The New York Jets had a long offseason, dealing mostly with Ryan Fitzpatrick and his contract. He wanted a multi-year deal that would give him nearly $16 million a year. Eventually after a long stalemate the Jets would sign him to a one year deal. Hoping that the long time journeyman could somehow repeat his 10 wins and 31 touchdowns from the season before. As it turns out that was the farthest thing from what actually happened. Fitzpatrick ended up throwing more interceptions (17) than touchdowns (12) and only started 11 games for the Jets. It would have been much less had the young Bryce Petty not gotten hurt.
Fitzpatrick however was far from the only problem on the Jets. Of course you can look at the injuries. Eric Decker only played in three games, Matt Forte was in and out of the lineup, Brandon Marshall injured throughout the year, and Nick Mangold only playing in eight games. You can look at age with Darelle Revis looking like his best days are behind him. You can look at the behavior of some of the team’s best players, such as Sheldon Richardson’s now infamous snapchat video. You can even look at a head coach that focuses too much on a defense that wasn’t even that good. However, with all of the injuries, the dysfunction, and lack of, at some parts in the season, effort, the Jets still managed to win 5 games. With two of these wins coming after they were already eliminated from playoff contention.
However, winning those two games is part of the New York Jets’ problem. To be good in the NFL, in most cases, unless you are the New England Patriots or Green Bay Packers, you have to be bad first. You need to lose games, get and make smart draft picks, and slowly build a culture of winning. Some teams like the Browns or the Jaguars have a hard time of leaving the bad phase, some teams like the Seahawks draft well and build a winner, and then you have some teams like the Jets, who always seem to be mediocre, with a record of 7-9, 9-7, or 10-6. The Jets have not won a division title since 2002. However, in those 15 years the Jets have only had six top 10 picks, three of which were top 5 draft picks, one of which they traded up for, and none being higher than the No. 4 overall pick.

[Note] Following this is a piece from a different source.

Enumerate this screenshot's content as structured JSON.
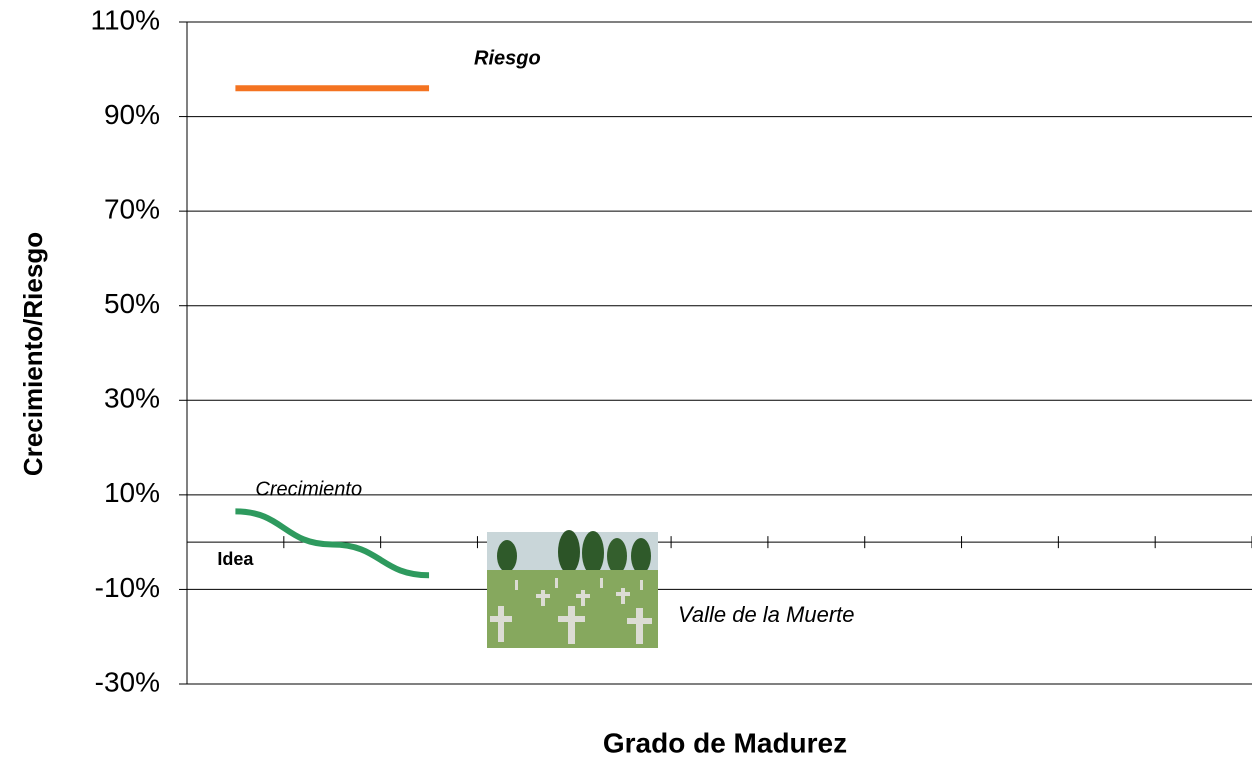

In a major market such as New York the Jets have not found the ability to lose games, or to have losing seasons in order to receive high draft picks and succeed. In 2014 the Jets were 2-11 with three weeks to go. The 2015 NFL draft would consist of two of the biggest quarterback prospects to come out of college in a while in Jameis Winston and Marcus Mariota. All the Jets had to do was lose its last three games and they would have something that most people consider they haven’t had since Joe Namath, a franchise quarterback. As history will tell, the Jets won two of their last three and missed out on both quarterbacks, who at this point have both been somewhat successful in the NFL. The Jets ended up with the sixth overall pick and selected another defensive end to a team that had loads of talent at that position.
With four games left in the 2016 season the Jets again found themselves in a similar situation. 3-9, with a chance to secure a top five pick. Instead they finished up the season 2-2, to end with a record of 5-11 and the sixth overall pick. The Jets again find themselves in that grey area of not being good and not being terrible. They are average and in the National Football League average is the worst thing to be. The Jets will again make an underwhelming draft pick in the first round. FInish next season and start this cycle all over again. In order for the Jets to break out of this cycle, they need to be bad, lose some games, be the team that ends the season an unwatchable 2-14. The Jets ownership needs to understand that staying on a sinking ship will get them nowhere. They need to let the ship sink, so they can collect the insurance money and buy a brand new one. Once they figure that out and have a rough couple of seasons, as long as they aren’t the Cleveland Browns, they should find some success.